Yes, the stores closing will generally be lower volume. This means the overall impact on system sales will be less than the unit count reduction. Our goal is to close underperforming locations and replace them with modern delivery assets, resulting in better economics.

KS
Keith SiegnerVice President, Investor Relations

Thank you. Next question please?

DG
Dennis GeigerAnalyst

Thanks for the question. Can you discuss Taco Bell's strength and delivery performance? Are there any share gains in lower price point items where other brands seem softer? How do you frame Taco Bell's back half of the year regarding product and marketing?

GC
Greg CreedCEO

When you deliver a plus seven on trends, you are doing things right. Delivery, value, and innovation are key drivers. Our marketing pipeline looks strong, with exciting plans for Q3 and Q4 that we feel good about.

DG
David GibbsPresident and COO

While we had a strong first half, we expect trends to return closer to our long-term guidance range in Q3 and beyond, as laps get tougher.

KS
Keith SiegnerVice President, Investor Relations

Next question, please?

AC
Andrew CharlesAnalyst

Great, thanks. Following up on Dennis’ question, regarding the tortilla shortfall at Taco Bell in early July, can you speak to its scope and impact on sales? Should we expect any residual drag in August?

GC
Greg CreedCEO

The supply issue was limited to 10-inch tortillas for items like quesadillas and burritos, impacting us for about nine days. It did have a very minimal impact on sales.
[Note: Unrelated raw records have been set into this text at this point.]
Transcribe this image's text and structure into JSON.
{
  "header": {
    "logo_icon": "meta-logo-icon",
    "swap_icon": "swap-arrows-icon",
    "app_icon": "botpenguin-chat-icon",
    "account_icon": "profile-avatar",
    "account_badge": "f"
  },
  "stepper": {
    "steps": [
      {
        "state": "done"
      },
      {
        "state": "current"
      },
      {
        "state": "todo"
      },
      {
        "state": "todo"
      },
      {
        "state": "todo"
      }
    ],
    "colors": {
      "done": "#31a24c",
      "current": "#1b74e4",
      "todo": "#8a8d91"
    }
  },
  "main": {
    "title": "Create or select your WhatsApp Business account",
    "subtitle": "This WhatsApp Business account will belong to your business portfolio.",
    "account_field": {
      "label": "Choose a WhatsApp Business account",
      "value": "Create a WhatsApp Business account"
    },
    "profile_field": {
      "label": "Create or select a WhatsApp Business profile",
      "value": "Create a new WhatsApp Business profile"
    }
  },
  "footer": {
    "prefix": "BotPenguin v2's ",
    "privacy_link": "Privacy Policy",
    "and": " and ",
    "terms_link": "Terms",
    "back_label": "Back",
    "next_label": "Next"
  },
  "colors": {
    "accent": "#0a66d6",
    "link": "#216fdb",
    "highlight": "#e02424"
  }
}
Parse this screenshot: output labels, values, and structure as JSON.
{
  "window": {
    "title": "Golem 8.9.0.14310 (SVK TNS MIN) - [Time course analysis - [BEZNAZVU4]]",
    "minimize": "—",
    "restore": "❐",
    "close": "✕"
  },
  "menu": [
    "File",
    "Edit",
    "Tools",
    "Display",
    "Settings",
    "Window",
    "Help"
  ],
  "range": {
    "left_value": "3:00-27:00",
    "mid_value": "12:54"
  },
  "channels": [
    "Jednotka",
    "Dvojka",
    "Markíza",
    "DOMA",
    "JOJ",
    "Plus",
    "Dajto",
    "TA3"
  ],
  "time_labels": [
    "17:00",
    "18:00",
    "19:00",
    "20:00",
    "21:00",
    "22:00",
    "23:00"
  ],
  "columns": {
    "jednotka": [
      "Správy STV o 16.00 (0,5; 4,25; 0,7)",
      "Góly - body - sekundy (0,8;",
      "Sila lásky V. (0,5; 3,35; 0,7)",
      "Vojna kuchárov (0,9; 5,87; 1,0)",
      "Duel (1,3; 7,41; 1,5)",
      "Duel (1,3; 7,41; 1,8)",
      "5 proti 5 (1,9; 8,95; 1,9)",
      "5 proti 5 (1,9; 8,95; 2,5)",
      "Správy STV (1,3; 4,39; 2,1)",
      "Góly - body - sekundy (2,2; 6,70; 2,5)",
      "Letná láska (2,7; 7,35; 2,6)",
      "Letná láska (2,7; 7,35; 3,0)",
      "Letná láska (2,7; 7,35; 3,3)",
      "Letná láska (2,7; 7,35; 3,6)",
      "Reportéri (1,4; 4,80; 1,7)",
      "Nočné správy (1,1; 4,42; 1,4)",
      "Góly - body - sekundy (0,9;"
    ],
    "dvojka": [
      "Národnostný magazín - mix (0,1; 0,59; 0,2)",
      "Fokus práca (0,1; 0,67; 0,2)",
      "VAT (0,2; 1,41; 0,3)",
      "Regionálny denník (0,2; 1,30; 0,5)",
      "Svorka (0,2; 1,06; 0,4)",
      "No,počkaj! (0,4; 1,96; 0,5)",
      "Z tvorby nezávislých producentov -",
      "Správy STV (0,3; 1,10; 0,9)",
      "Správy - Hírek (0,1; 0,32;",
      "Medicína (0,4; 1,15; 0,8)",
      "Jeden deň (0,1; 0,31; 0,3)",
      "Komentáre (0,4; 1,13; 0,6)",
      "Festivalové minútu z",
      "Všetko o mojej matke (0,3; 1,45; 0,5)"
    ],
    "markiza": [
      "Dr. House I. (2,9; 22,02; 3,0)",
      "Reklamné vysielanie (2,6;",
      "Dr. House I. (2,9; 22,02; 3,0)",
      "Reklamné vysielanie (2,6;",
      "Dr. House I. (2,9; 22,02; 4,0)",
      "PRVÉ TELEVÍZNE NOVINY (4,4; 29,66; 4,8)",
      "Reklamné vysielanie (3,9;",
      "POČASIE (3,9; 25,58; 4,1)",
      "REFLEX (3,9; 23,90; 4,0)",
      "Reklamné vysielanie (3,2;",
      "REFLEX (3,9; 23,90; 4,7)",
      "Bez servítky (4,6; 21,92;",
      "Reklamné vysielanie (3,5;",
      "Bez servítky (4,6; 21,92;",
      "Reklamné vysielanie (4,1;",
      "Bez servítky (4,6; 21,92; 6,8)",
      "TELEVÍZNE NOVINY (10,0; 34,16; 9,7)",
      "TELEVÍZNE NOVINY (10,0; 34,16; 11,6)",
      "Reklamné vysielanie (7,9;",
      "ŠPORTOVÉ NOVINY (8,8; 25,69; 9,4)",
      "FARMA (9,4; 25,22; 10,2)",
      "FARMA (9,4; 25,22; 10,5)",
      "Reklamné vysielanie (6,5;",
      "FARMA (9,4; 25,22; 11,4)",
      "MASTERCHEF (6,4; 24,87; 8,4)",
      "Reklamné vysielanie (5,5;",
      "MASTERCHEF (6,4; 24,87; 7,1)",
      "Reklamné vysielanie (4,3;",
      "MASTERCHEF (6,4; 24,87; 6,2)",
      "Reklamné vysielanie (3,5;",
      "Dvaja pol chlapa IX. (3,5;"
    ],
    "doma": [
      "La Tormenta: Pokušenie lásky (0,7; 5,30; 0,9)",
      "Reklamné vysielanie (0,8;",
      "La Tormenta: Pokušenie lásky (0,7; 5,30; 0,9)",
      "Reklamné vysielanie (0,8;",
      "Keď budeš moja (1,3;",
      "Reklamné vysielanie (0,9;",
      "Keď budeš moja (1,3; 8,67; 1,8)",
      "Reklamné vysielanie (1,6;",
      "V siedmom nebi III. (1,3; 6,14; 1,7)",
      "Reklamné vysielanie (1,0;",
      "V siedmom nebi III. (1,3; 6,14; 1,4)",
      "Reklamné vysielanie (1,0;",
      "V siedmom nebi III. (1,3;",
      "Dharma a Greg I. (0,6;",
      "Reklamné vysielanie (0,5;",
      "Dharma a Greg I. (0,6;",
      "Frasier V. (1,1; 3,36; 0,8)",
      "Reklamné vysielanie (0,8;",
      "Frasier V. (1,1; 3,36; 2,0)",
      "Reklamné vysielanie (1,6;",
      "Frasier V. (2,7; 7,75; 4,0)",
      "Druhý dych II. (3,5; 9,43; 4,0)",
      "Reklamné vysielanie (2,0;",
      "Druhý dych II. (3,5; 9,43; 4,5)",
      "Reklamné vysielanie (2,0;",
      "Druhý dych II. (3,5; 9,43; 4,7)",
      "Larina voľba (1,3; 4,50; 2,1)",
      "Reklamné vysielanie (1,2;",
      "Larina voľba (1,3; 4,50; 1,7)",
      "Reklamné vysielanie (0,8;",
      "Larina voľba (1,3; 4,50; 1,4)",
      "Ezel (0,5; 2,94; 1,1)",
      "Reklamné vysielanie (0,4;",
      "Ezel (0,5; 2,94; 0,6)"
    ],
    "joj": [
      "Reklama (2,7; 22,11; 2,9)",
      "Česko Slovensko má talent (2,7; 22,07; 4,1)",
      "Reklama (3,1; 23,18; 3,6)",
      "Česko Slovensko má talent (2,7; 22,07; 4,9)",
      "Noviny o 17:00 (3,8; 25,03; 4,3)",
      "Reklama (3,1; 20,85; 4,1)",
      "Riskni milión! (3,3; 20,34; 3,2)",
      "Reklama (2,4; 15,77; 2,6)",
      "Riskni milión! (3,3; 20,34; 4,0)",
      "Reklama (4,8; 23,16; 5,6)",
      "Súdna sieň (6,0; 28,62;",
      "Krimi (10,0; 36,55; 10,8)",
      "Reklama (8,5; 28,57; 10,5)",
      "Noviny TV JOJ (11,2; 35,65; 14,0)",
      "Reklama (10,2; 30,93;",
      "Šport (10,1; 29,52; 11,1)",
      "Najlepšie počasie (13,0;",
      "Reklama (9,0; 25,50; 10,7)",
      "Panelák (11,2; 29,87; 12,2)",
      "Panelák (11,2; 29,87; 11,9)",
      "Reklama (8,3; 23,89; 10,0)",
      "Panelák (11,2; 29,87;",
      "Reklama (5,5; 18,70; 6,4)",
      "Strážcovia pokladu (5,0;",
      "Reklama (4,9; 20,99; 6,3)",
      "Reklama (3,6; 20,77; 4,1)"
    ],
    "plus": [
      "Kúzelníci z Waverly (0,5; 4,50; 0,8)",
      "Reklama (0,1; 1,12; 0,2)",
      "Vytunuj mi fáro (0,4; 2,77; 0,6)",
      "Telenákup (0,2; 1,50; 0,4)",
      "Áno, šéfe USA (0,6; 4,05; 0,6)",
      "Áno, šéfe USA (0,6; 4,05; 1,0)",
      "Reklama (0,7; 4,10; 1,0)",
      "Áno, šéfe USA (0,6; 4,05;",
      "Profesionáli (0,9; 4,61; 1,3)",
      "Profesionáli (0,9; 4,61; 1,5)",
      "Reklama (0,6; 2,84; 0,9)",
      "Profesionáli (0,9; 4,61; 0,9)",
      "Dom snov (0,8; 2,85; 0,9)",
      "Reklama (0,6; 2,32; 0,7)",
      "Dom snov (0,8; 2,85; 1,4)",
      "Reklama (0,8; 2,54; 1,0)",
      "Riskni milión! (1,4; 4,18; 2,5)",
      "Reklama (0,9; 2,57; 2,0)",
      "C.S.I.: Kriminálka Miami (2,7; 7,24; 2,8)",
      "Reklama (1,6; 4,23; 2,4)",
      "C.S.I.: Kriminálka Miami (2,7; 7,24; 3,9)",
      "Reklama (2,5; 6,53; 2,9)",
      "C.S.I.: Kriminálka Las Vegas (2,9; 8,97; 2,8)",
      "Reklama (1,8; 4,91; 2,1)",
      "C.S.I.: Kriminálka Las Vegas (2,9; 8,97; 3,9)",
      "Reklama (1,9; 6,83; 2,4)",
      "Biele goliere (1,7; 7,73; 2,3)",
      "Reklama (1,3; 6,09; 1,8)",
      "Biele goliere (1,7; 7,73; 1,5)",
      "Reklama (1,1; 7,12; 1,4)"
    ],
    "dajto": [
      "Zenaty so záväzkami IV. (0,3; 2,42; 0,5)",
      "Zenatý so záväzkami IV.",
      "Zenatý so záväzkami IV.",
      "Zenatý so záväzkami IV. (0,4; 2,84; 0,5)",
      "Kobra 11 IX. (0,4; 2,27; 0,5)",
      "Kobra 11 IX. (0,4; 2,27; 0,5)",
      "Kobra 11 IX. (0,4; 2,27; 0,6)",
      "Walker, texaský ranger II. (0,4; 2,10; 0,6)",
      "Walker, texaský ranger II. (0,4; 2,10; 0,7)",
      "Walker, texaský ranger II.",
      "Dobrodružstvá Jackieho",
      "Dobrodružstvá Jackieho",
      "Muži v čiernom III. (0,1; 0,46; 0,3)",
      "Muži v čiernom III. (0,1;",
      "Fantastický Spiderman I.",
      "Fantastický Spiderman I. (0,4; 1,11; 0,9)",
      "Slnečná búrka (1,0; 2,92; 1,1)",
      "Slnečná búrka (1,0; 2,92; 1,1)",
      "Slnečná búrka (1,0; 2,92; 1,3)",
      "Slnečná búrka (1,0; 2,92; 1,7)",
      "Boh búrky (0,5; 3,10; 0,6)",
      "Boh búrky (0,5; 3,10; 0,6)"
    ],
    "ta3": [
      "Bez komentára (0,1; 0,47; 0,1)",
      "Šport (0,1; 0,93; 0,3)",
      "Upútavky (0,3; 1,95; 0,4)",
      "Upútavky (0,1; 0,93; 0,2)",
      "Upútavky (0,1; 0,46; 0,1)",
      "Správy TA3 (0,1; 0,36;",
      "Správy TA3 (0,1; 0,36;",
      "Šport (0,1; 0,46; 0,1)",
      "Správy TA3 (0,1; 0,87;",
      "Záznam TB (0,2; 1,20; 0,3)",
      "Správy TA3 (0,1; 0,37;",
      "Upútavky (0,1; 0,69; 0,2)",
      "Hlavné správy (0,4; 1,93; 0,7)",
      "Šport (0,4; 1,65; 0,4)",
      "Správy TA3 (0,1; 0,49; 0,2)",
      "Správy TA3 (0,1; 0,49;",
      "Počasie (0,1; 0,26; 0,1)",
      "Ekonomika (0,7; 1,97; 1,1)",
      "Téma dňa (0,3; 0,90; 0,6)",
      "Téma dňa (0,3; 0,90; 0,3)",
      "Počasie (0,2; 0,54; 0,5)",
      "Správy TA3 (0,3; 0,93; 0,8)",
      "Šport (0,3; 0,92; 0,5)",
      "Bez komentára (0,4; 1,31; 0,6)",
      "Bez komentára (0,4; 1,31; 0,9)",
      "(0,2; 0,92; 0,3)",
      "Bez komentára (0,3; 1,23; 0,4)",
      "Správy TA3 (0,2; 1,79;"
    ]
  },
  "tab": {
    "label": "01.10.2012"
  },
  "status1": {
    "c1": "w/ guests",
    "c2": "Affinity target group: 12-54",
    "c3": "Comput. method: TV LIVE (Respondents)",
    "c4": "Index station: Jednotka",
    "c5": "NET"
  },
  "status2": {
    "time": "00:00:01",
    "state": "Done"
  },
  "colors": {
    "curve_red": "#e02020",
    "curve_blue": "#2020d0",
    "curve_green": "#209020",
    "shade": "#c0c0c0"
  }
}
We have addressed these shortages with our supplier and are working to ensure we won’t run into this again.

KS
Keith SiegnerVice President, Investor Relations

We have time for one more question, please?

BB
Brian BittnerAnalyst

Can you talk more about the accelerating unit openings at KFC globally? I know China is a big part of it, but outside of China, are you seeing improvements? Is KFC becoming a consistent system sales growth driver?

DG
David GibbsPresident and COO

We’re pleased with KFC development progress and it is strengthening each quarter. We will not provide guidance by brand, but we will continue to support growth by capitalizing on system sales growth.

GC
Greg CreedCEO

Thank you all for being on the call today. I am thrilled to share our strong Q2 results, with broad contributions from all our iconic brands. We expect slower growth in the second half of 2019 due to more challenging laps, but I am confident our strong business and unrivaled culture will deliver lasting growth and maximize shareholder value in 2019 and beyond. Thank you for being part of the call.

Operator

Ladies and gentlemen, this concludes today's call. Thank you all for joining, and you may now disconnect.